I have also held Visiting Professorships at the Institut d’Etudes Politiques (Sciences-Po), Paris; the Free University of Berlin; Luiss Guido-Carli University (Rome); the University of Washington-Seattle; New York University; Columbia University; the New School for Social Research, New York; the University of Chapel Hill-North Carolina; the University of New South Wales, Canberra.

I originally trained as a historian and my early publications (1970 to 1985) were on late nineteenth-century French social history.

In the mid-1970s, in part because of my involvement in anti-Vietnam War activism in Paris, I began to switch my focus to international relations. Over the past forty years (1983 to 2023), I have researched and written about questions related to the security and defence policy of France and the European Union.
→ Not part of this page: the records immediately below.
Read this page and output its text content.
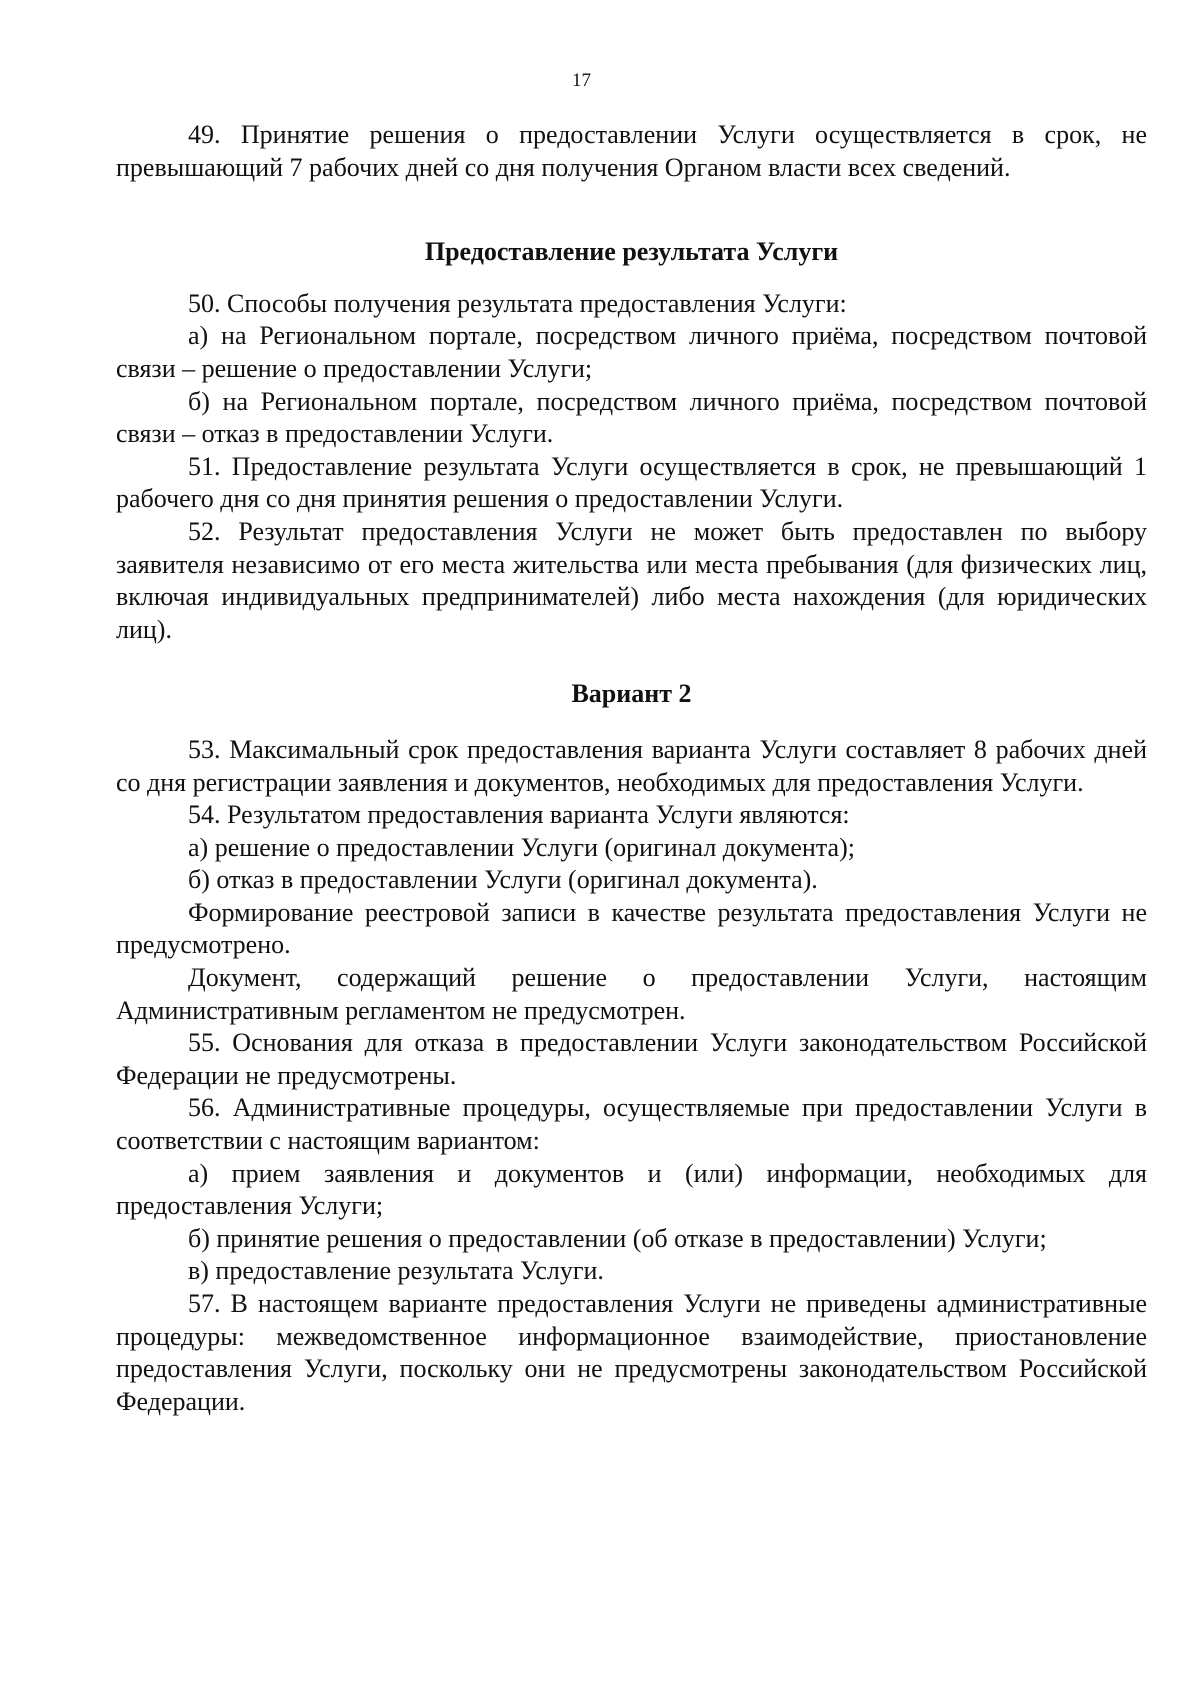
17

49. Принятие решения о предоставлении Услуги осуществляется в срок, не превышающий 7 рабочих дней со дня получения Органом власти всех сведений.

Предоставление результата Услуги

50. Способы получения результата предоставления Услуги:

а) на Региональном портале, посредством личного приёма, посредством почтовой связи – решение о предоставлении Услуги;

б) на Региональном портале, посредством личного приёма, посредством почтовой связи – отказ в предоставлении Услуги.

51. Предоставление результата Услуги осуществляется в срок, не превышающий 1 рабочего дня со дня принятия решения о предоставлении Услуги.

52. Результат предоставления Услуги не может быть предоставлен по выбору заявителя независимо от его места жительства или места пребывания (для физических лиц, включая индивидуальных предпринимателей) либо места нахождения (для юридических лиц).

Вариант 2

53. Максимальный срок предоставления варианта Услуги составляет 8 рабочих дней со дня регистрации заявления и документов, необходимых для предоставления Услуги.

54. Результатом предоставления варианта Услуги являются:

а) решение о предоставлении Услуги (оригинал документа);

б) отказ в предоставлении Услуги (оригинал документа).

Формирование реестровой записи в качестве результата предоставления Услуги не предусмотрено.

Документ, содержащий решение о предоставлении Услуги, настоящим Административным регламентом не предусмотрен.

55. Основания для отказа в предоставлении Услуги законодательством Российской Федерации не предусмотрены.

56. Административные процедуры, осуществляемые при предоставлении Услуги в соответствии с настоящим вариантом:

а) прием заявления и документов и (или) информации, необходимых для предоставления Услуги;

б) принятие решения о предоставлении (об отказе в предоставлении) Услуги;

в) предоставление результата Услуги.

57. В настоящем варианте предоставления Услуги не приведены административные процедуры: межведомственное информационное взаимодействие, приостановление предоставления Услуги, поскольку они не предусмотрены законодательством Российской Федерации.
I have published fifteen academic books, almost two hundred academic journal articles and over one hundred chapters in edited academic books. I have delivered five hundred and fifty conference papers in thirty-four countries on five continents.

I have also been deeply involved in the policy world and have worked closely with numerous think-tanks across Europe. In addition to my purely academic work, I have published widely in more policy-oriented outlets. I have consulted with governments in both Europe and the US.

Although I was born and formally educated in the United Kingdom, my main scholarly focus has been on the European Union and France. I have lived for decades in Paris, which I have seen since the late 1960s as my home. In 2019, I was honoured to be awarded French citizenship under the special regime of “étranger ayant contribué au rayonnement de la France”[1].

For further elaboration on these basic details, please visit my Wikipedia page at: https://en.wikipedia.org/wiki/Jolyon_Howorth

[1] “foreigner who has contributed to the international significance of France”

Security and Defence Policy in the European Union

The Common Security and Defence Policy (CSDP) has come a long way since its inception as the European Security and Defence Identity under NATO. Yet more than a decade after emerging as an autonomous entity, with its own capacity for civilian crisis management and military action, the European Union's CSDP is still very much a work in progress.

This fully revised and updated new edition provides the most comprehensive account available of the CSDP and the debates surrounding it. It draws on the author's own extensive research in the area, including hundreds of interviews with key actors, and takes account of developments since the reforms of the Lisbon Treaty. A brand new chapter assesses international relations theory and European integration theory as tools to understand the CSDP, and critically engages with theoretical approaches that view security and defense policy as the exclusive domain of sovereign nation-states. The book concludes with an analysis of future hurdles for the European Union as it responds to new and often unpredictable crises across the globe.